Cuando, en 1890, el Lippincott’s Magazine publicó la novela, la reprobación de la crítica fue casi unánime. Aprovecharon la moral discutible de la obra para atacar y zaherir al autor, cuya creciente celebridad desazonaba ya a muchos. Le acusaron de haber escrito una obra destinada a corromper el honesto sentir del público inglés, y no faltó quien reclamara la intervención del ministerio fiscal, o incluso alguno que se preguntara irónicamente si tal obra alcanzaría nunca una segunda edición.

Entre todos los críticos, distinguiéndose Henley, bilioso celador de la pudibundez británica, y que pasaba por un árbitro en cuestiones literarias, por la saña y la insistencia de su persecución, Wilde, que no desdeñaba las ocasiones de que hablaran de él, condescendió a discutir con los periodistas, y en menos de dos meses escribió ocho cartas de polémica al St Jame’s Gazzette, al Daily Cronicle y The Scotts Observer, órgano este último de Henley. Como él observara con indulgencia: «El crítico tiene que educar al público, y el artista tiene que educar al crítico».
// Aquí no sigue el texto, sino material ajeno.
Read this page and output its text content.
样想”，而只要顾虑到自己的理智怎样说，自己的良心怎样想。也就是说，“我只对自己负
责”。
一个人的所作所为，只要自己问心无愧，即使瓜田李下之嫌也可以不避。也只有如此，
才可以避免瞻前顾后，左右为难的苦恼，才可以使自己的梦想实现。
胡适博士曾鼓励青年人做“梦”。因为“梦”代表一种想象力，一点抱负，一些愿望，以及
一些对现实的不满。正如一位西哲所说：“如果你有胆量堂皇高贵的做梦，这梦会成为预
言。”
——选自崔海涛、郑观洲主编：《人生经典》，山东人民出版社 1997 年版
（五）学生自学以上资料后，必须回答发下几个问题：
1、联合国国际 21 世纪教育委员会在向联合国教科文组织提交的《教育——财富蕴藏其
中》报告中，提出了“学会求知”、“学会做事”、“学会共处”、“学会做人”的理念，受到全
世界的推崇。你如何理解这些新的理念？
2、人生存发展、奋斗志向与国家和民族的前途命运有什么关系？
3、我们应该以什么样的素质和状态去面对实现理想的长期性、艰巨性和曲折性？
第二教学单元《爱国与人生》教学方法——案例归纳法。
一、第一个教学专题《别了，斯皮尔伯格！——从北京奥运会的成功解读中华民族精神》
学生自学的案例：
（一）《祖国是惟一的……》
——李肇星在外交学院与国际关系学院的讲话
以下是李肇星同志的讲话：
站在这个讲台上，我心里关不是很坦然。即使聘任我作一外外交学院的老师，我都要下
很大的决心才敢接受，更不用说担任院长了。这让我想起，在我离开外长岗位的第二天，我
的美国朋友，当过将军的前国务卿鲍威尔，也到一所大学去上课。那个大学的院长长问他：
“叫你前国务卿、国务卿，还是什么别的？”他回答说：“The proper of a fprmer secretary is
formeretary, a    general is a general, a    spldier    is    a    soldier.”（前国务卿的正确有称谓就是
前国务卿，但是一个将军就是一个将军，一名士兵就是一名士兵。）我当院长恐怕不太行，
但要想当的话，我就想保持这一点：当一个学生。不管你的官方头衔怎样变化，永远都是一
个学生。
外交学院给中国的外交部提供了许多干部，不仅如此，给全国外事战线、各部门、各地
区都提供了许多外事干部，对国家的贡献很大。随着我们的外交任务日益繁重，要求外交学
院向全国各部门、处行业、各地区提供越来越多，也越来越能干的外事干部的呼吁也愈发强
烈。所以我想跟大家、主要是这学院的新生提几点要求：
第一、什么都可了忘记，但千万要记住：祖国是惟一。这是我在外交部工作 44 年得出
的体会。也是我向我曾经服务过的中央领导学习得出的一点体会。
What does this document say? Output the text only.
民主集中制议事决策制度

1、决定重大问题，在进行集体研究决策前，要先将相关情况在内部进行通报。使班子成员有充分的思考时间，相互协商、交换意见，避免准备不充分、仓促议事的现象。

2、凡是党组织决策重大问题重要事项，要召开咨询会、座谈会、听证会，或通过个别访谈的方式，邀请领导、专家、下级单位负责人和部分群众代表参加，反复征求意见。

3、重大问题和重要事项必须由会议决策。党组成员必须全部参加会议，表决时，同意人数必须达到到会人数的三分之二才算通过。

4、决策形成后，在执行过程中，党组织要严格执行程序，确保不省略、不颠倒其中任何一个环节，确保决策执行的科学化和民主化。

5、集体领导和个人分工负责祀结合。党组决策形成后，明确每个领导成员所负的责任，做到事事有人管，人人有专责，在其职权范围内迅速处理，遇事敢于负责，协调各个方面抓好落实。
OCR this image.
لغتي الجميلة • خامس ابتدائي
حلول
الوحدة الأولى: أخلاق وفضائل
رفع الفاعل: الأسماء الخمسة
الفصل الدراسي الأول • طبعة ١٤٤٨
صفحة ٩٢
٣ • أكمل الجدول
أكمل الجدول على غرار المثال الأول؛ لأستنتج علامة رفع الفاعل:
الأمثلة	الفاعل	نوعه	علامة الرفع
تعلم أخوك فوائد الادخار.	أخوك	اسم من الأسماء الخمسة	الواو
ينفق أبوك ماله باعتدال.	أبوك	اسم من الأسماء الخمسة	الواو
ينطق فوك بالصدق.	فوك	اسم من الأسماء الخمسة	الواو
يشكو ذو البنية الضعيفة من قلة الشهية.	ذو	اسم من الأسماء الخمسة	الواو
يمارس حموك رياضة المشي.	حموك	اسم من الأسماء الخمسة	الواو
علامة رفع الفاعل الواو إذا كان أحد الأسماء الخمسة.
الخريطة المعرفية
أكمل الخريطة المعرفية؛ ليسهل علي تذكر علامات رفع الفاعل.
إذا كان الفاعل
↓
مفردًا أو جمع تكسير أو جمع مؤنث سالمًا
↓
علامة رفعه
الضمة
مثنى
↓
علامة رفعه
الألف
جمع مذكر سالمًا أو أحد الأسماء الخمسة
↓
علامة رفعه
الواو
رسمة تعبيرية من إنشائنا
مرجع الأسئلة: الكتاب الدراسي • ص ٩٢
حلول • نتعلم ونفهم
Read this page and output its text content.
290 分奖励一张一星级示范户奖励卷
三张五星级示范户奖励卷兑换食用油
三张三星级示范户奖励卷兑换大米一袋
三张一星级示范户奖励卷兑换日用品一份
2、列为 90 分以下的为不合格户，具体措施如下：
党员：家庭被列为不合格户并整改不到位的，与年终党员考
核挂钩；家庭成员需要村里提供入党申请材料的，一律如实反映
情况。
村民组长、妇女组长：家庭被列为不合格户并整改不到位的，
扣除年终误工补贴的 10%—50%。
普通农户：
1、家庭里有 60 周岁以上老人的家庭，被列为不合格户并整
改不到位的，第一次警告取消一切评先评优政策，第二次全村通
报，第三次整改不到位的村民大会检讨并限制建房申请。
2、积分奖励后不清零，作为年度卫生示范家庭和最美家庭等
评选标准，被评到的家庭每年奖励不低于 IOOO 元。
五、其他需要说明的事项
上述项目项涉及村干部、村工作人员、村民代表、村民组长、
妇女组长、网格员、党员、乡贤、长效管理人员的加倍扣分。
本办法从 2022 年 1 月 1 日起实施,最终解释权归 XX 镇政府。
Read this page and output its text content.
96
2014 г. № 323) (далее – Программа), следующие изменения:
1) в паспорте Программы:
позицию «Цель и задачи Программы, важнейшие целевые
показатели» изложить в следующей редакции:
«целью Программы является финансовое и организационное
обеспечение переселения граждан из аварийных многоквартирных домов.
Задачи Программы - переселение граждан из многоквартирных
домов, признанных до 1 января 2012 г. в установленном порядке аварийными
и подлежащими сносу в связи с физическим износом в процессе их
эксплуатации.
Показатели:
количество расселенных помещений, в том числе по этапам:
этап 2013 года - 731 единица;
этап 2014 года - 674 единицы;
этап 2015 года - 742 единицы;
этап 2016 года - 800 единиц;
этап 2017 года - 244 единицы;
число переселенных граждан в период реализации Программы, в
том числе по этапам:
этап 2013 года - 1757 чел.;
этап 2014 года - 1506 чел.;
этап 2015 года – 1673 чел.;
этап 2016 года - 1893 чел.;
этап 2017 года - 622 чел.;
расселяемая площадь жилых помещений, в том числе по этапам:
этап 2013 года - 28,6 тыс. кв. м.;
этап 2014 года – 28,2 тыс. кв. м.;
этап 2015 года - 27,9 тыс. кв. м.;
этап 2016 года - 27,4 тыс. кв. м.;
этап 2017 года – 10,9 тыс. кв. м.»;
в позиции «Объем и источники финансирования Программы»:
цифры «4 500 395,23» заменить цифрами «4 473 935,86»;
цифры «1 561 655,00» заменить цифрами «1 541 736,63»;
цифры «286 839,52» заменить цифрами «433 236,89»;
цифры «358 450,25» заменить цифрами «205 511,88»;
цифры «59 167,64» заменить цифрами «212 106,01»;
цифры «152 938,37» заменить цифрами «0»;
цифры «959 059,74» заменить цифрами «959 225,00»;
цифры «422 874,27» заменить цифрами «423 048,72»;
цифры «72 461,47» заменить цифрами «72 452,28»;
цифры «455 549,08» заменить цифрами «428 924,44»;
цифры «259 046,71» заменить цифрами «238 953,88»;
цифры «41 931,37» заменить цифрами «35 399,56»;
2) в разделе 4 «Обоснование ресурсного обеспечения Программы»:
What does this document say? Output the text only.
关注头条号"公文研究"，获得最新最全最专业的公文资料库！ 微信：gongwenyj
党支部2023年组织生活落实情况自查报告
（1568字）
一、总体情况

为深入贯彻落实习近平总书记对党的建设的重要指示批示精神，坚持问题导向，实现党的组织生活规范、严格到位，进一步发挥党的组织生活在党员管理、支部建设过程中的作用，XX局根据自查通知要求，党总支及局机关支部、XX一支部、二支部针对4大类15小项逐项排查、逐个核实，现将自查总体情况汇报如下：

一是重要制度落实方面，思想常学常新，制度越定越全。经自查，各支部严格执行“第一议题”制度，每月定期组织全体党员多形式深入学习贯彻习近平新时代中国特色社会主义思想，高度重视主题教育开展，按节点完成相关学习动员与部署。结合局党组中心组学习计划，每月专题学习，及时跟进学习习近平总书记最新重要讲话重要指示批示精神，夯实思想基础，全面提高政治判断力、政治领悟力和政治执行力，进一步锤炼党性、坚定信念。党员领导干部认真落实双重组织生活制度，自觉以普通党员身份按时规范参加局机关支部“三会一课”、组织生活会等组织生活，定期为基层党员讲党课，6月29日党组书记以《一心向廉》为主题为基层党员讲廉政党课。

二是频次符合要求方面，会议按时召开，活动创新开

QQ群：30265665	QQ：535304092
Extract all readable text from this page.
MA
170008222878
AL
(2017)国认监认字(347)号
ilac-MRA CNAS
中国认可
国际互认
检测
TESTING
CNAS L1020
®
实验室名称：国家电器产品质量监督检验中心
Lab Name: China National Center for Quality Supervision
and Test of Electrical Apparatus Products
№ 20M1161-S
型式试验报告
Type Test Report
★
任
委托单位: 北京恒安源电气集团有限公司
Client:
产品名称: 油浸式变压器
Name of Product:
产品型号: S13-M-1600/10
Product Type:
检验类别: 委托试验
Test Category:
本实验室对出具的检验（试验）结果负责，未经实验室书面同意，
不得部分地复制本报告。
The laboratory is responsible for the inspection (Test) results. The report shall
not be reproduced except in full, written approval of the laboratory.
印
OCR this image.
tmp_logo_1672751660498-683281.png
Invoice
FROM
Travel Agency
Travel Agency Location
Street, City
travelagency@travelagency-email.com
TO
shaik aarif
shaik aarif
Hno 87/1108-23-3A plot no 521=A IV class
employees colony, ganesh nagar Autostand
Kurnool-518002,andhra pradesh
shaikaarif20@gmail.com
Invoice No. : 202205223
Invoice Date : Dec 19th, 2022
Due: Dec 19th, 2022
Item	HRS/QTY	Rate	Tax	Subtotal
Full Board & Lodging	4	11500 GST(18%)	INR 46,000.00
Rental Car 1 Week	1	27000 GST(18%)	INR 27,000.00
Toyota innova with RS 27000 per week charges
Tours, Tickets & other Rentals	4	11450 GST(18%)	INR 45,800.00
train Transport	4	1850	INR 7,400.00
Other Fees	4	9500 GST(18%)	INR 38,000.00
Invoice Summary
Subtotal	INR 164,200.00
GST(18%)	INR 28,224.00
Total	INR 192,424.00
La teoría de Wilde es la del arte por el arte. Empieza, pues, negando la posibilidad de criticar una obra de arte desde un punto de vista ético. El campo del artista es todo lo existente, y lo inexistente también, que la imaginación objetiva y realiza; y el fin del arte no es la verdad, sino la belleza. El creador está colocado siempre en una situación de perfecta indiferencia hacia el público. Como tal creador, ni siquiera debe saber que existe. La inefectividad estética de nuestra crítica se debe, principalmente, al hecho de estar recordando de continuo al artista la existencia del público. “Si mi obra agrada a los pocos, me doy por satisfecho. Si no agrada, tampoco me causa pena alguna. En cuanto a la plebe, no siento el menor deseo de ser un novelista popular. Es demasiado fácil”, dice Wilde. Luego ataca el error que comete el público al asociar el yo del artista con el de sus personajes; “Llamar morboso a un artista por haberse ocupado de un tema morboso, es tan estúpido como si se llamara loco a Shakespeare por haber escrito El rey Lear”. Ya Keats había observado antes que Shakespeare, el más cósmico de los hombres, experimentaba igual alegría en concebir el mal que el bien, y que en la creación de Otello y de Yago hay, sin duda, un parejo deleite. A los que le acusaban de haber escogido por protagonistas casos de anomalía, de los que la humanidad ofrece raros ejemplos, contesta que el arte sólo puede tratar de la excepción y de lo individual, únicos que pueden revelar el alma humana y el misterio del mundo en sus profundidades. Dogma en que coinciden casi todos los grandes artistas de la época moderna.